6 *Adam Hollioake Surrey

7 Kevin Curran Northamptonshire

8 Wayne Noon Nottinghamshire

9 Peter Hartley Yorkshire

10 Philip DeFreitas Derbyshire

11 Matthew Brimson Leicestershire

Quote of the week

'Listening to the news. Graeme Hick's place under real threat for second Test. Apparently he needs a huge score in his next game. Guess who we're playing next?' Kent's Matthew Fleming in his column two days before Hick hit 148 at Canterbury.

Rain check

Hours lost to rain during the County Championship

1 Somerset 54.45

2 Lancashire 50.80

3 Gloucestershire 40.20

4 Sussex 38.30

5 Northamptonshire 37.70

6 Derbyshire 37.07

7 Durham 36.20

8 Middlesex. 33.60

9 Warwickshire 33.40

10 Surrey 31.39

11 Kent 30.97

12 Glamorgan 30.69

13 Worcestershire 30.30

14 Hampshire 30.09

15 Essex 28.30

16 Nottinghamshire 24.99

17 Leicestershire 22.90

18 Yorkshire 17.65

Hit man (Batting performance of the week)
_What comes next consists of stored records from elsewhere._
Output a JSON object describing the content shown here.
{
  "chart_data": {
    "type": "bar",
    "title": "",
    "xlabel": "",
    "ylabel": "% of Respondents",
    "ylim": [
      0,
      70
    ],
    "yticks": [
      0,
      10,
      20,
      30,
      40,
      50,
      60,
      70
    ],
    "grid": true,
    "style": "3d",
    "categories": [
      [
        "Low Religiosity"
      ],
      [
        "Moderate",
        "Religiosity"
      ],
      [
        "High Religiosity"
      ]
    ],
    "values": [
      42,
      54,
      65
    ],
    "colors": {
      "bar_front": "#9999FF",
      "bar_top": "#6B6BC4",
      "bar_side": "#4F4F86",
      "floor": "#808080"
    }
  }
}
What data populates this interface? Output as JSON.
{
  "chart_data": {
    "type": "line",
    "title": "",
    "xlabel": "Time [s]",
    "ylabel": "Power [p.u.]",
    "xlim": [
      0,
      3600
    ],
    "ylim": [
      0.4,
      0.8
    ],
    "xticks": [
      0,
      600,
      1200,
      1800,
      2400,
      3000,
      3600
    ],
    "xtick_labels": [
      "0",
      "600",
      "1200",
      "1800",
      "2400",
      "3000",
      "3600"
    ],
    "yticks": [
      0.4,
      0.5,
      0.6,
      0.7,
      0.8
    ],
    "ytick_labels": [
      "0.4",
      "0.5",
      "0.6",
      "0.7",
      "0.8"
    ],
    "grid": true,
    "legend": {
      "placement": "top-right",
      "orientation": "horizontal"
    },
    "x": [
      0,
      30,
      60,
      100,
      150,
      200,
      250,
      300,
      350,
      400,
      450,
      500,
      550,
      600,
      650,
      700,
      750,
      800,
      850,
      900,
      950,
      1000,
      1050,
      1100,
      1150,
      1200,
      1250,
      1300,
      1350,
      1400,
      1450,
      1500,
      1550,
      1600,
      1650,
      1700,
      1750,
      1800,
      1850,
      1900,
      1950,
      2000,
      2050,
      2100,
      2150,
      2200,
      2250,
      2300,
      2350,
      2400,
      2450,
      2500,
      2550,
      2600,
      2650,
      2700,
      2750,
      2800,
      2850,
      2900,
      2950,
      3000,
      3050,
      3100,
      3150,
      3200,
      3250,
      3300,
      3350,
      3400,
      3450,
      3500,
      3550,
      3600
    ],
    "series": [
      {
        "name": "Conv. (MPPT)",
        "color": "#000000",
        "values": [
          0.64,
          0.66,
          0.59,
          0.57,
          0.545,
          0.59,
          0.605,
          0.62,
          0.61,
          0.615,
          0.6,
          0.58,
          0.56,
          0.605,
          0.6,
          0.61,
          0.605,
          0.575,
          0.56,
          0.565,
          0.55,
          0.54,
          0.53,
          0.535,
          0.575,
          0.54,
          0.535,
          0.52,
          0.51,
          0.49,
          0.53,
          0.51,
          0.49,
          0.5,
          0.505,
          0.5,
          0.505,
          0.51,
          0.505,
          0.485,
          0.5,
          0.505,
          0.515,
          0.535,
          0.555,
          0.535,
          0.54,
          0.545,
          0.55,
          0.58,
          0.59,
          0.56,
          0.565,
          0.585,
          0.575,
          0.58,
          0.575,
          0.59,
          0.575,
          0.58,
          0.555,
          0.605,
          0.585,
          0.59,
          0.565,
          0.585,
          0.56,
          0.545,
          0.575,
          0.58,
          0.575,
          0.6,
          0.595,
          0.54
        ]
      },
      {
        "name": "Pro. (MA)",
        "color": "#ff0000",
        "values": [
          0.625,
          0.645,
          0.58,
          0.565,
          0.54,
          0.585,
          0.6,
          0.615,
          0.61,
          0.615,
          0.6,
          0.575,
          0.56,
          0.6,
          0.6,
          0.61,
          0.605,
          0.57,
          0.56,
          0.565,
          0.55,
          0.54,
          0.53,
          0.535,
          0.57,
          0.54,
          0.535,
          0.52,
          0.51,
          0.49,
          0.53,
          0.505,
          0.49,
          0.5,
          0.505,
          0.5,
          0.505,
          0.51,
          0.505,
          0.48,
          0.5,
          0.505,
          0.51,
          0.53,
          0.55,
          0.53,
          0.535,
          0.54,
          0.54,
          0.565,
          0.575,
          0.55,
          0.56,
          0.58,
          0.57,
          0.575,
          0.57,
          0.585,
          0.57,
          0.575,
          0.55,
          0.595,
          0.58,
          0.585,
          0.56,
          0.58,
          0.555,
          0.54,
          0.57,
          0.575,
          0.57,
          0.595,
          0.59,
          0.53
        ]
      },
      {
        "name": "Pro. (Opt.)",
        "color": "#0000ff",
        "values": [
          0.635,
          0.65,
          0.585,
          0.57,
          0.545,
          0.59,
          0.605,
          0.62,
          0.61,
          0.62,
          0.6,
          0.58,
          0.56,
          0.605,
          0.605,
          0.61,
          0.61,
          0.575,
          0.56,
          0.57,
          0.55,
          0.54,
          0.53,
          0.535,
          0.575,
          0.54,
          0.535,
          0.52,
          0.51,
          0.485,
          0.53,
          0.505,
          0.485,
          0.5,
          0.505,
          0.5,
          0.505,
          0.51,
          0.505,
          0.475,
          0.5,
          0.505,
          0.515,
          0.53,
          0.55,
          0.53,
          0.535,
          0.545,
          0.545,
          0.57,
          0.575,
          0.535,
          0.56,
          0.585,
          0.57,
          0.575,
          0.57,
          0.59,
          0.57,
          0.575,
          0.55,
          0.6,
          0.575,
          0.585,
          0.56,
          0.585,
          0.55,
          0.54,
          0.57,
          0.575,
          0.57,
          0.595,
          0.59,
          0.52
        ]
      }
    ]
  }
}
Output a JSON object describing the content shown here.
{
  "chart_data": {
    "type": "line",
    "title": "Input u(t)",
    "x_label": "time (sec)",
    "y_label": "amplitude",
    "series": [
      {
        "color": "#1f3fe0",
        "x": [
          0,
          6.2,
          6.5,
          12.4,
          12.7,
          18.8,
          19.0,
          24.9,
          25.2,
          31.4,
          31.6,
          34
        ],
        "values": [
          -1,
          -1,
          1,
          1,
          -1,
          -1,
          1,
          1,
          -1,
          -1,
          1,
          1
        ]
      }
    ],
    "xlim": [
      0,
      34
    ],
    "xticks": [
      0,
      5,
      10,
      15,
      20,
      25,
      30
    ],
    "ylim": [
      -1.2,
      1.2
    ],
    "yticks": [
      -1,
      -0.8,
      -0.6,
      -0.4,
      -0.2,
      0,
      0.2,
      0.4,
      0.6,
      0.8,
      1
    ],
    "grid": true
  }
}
Vince Wells (Leicestershire)

It seems he cannot do anything wrong this season. A second championship double-hundred, which took him past 1,000 runs for the first time. Since he also scored 201 in the NatWest first round and his only other first- class century was 197, it is no fluke. Wells has been opening the innings following the retirement of Nigel Briers and it is paying dividends.

Tales of the unexpected

Andy Hayhurst (Somerset)

About an hour before the start of the match with Hampshire, Hayhurst was summoned to see Brian Rose, chairman of cricket, who told him he would be playing in the Second XI henceforth, although he would retain the captaincy until the end of the season. Hayhurst's form this season - only twice past 50 and a next highest score of 15 - tells its own story.

Ancient and modern and an odd distraction

AROUND THE GROUNDS

No 13: SOUTHAMPTON

There is a cosy feel to Southampton, an intimacy that in the recent past was powerful enough to encourage a lady in a neighbouring block of flats to peel off as much as was decent and distract fielders in the deep and members of the binocular-armed press corps as she tanned herself in the skimpiest of bikinis.

It is not so much the size, although the lack of it is one of the reasons why Hampshire feel the time has come to expand on pastures new, but rather the way the buildings, ancient and modern, seem to huddle around the west side of the ground in protective fashion, preserving traditions and history for generations of cricketers and supporters alike.

Being so far from the docks, on the north side of the City, the place has few maritime memories, although in front of the stand hangs the bell from the Athlone Castle, broken up in 1965. The 1950s block which houses the offices and was opened by a Hampshire legend, Phil Mead, is something of an anachronism. It is outwardly a modern shell, but has displayed within and up the stairs to the scorers' room and press box artifacts from Hampshire's history: bats, caps, balls and manuscripts recording great feats on the field.

It is the third ground in the city to house the county side, Derbyshire were the first county side to be entertained at Northlands Road in 1885 - the year the ground was opened by the Countess of Northesk, wife of the then president of the club. Southampton FC used the ground in 1896- 97 but the facilities were incapable of coping with crowds of 12,000. Since then there have been some notable highlights including Gordon Greenidge's 177 in a Gillette Cup total of 371 for 4 against Glamorgan and Mike Procter's spell of 6 for 13 in the B&H semi-final in 1977.

Modern facilities are stretched. Bring your own seating, get to the pavilion early for good food or use the Sports and Squash Club facilities, popular with players after a day's play.

It's in the rules...

Law 7 (2): Selection and preparation of the pitch.

Before the toss for innings, the executive of the ground shall be responsible for the selection and preparation of the pitch.

With that in mind the acting Somerset captain Peter Bowler's decision to play on a greener looking wicket at Taunton something like an hour before the scheduled start, seemed to be allowing too little time for preparation.

As it was, Marcus Trescothick hit a big hundred, and Somerset crushed Hampshire. So the decision was vindicated, but Bowler was out for a duck.